Po co inwestować w tabletki, witaminy i recepty długie na pięć kilometrów, skoro możesz zapobiec chorobie? Oto lista produktów, które sprawią, że będziesz wiecznie zdrowa i szczupła, a jednocześnie nie odchudzą twojego portfela.
Nie oszukujmy się – każdy z nas prędzej czy później jest na coś chory i uwierzcie, wcale nie mam na myśli grypy czy kataru. Dużo różnych świństw potrafi się przypałętać do człowieka i chociaż nie zawsze możemy temu zapobiec, to na pewno możemy obniżyć szansę zachorowania na raka czy złagodzić objawy jakiejś innej choroby. Super-jedzenie to takie produkty, które warto jeść regularnie, bo mogą czynić cuda.

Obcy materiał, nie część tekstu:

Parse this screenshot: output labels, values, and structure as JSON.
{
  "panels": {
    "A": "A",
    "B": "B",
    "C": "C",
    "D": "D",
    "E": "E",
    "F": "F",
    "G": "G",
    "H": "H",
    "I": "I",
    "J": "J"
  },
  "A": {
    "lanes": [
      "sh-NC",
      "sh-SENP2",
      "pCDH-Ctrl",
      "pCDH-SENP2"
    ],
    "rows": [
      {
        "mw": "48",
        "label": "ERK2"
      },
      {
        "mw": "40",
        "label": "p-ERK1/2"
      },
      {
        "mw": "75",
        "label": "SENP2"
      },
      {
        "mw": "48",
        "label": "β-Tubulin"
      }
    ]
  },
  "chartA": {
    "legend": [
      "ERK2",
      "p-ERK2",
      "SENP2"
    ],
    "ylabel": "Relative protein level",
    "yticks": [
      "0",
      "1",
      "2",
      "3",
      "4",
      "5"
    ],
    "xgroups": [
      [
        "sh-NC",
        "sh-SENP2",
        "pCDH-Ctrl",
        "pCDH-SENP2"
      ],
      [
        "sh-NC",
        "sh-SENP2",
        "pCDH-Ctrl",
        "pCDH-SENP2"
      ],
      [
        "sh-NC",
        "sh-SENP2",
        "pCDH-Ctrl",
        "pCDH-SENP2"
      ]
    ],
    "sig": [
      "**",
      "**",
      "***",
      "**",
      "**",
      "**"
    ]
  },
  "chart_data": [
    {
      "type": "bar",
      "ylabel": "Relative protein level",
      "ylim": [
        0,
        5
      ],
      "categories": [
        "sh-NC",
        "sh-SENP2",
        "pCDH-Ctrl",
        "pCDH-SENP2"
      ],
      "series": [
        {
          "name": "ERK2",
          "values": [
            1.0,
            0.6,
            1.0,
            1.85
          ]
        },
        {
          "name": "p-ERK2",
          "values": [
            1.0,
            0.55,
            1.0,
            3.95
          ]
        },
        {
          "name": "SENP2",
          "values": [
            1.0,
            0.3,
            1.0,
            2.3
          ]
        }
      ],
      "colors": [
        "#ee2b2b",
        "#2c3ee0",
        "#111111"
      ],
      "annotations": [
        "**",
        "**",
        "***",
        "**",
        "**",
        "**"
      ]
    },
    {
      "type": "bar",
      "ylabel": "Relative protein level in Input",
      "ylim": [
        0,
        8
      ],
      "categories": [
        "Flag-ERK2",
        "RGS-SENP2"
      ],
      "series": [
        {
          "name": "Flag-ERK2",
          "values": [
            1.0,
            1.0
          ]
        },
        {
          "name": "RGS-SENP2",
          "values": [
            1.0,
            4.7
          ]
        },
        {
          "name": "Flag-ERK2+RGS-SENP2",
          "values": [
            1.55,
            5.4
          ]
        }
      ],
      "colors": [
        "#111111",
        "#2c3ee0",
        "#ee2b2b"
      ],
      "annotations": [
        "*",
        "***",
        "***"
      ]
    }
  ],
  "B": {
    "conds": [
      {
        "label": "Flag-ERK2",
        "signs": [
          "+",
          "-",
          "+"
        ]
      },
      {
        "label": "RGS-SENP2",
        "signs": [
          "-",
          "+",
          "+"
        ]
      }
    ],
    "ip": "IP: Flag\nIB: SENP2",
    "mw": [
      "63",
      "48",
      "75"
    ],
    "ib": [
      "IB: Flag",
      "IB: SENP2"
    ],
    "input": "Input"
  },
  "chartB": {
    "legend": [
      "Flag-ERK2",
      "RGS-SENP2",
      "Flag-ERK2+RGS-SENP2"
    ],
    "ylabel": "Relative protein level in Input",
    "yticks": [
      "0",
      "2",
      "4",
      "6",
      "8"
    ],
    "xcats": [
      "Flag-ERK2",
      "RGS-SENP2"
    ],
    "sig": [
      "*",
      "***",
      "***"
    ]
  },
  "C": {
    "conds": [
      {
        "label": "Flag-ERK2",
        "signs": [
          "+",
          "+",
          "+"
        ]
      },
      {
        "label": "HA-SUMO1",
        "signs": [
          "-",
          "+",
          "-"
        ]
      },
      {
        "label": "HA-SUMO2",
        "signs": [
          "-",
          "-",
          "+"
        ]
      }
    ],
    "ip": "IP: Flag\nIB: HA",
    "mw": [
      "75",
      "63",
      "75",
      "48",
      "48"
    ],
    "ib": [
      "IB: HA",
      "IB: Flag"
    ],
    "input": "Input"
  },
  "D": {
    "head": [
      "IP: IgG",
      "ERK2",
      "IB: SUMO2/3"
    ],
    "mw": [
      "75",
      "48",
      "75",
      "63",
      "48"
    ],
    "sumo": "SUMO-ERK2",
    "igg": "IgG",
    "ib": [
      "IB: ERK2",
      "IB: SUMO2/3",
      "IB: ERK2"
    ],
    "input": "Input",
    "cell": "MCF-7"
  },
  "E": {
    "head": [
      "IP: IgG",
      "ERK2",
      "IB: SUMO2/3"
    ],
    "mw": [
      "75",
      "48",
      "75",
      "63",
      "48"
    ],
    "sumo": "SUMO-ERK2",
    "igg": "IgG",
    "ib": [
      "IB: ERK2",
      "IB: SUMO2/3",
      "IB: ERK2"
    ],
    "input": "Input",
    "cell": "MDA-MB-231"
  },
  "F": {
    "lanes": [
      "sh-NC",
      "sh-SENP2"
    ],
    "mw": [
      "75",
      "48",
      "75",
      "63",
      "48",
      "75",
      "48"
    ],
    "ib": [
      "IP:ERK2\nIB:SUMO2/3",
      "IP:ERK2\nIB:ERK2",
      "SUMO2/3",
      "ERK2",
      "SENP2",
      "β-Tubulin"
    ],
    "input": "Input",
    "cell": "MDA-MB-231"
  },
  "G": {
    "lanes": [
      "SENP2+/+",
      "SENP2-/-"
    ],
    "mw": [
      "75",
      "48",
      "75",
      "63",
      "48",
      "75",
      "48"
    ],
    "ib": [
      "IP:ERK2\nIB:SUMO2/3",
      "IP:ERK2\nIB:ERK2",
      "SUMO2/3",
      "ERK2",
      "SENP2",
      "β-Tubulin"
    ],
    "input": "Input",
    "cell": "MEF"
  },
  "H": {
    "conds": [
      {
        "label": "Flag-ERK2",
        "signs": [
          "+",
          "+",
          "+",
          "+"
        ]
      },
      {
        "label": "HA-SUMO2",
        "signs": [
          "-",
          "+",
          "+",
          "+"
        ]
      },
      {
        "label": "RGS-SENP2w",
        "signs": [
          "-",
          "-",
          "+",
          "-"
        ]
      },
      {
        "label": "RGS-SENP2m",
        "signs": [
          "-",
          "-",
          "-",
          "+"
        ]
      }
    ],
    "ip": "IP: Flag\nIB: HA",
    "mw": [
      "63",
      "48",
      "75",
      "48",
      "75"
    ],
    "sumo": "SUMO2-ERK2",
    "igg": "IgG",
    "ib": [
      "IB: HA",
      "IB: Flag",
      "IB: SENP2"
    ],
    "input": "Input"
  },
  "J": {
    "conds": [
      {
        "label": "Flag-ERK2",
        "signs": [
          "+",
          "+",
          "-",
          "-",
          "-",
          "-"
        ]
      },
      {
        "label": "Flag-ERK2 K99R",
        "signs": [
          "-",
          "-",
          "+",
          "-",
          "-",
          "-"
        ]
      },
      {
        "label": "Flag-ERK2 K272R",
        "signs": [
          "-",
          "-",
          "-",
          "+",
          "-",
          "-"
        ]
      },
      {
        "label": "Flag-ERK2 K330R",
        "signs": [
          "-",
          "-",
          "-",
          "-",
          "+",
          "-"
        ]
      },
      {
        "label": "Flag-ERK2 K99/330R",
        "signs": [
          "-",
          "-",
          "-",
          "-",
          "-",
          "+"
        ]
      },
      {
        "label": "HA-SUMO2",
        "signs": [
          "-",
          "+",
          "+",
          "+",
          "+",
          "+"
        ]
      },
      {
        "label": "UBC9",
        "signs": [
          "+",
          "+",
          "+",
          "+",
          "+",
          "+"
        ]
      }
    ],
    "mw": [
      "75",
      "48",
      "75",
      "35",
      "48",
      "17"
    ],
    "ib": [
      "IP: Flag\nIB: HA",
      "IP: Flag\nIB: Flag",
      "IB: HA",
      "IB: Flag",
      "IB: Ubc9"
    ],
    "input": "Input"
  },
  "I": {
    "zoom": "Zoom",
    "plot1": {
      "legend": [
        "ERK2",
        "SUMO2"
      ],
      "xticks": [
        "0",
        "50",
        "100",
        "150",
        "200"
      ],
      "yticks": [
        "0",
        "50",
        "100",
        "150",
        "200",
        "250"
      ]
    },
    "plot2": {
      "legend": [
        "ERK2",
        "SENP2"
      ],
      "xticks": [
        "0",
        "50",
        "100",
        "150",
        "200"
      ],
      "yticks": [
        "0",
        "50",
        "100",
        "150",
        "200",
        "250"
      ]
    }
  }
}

W końcu nie bez powodu są super, prawda?
Tak na wstępie jeszcze powiem – nie ma żadnej ściemy w tym, że jakieś produkty mogą pomóc w leczeniu/złagodzić objawy/zapobiec chorobie. Przekonałam się o tym na własnej skórze – jeszcze do niedawna nie mogłam funkcjonować bez dwóch silnych antybiotyków (przyjmowanych dwa razy dziennie), bo tak źle było z moim żołądkiem. W końcu zmieniłam dietę na zdrowszą i wiecie co? Mogłam odstawić leki. Teraz brzuch przypomina mi o sobie tylko wtedy, jak za bardzo żywieniowo poszaleję 🙂 Więcej na ten temat możecie przeczytać tutaj.
Wracając jednak do super-jedzenia: zrobiłam listę produktów które są dostępne cenowo i nie są sezonowe, a jednocześnie których mimo wszystko jemy zbyt mało:
SIEMIĘ LNIANE
Wypite siemię lniane tworzy ochroną warstwę w naszym żołądku i z powodzeniem go osłania. Pomaga przy zaparciach i przy problemach z chorym żołądkiem.Zawiera całe mnóstwo kwasów tłuszczowych omega-3, witaminę E, białko, potas, cynk.
Zauważyłam, że przy regularnym piciu siemienia lnianego oprócz płaskiego brzucha widać u mnie poprawę stanu paznokci i włosów.
KIEŁKI BROKUŁU
Kiełki brokuła są bogate w witaminy: A, B1, B2, B3, B5, B6, B9, C, E, K oraz wapń, żelazo, magnes, potas, fosfor, cynk, selen mangann, błonnik, luteina, cholorfil, antyoksydanty.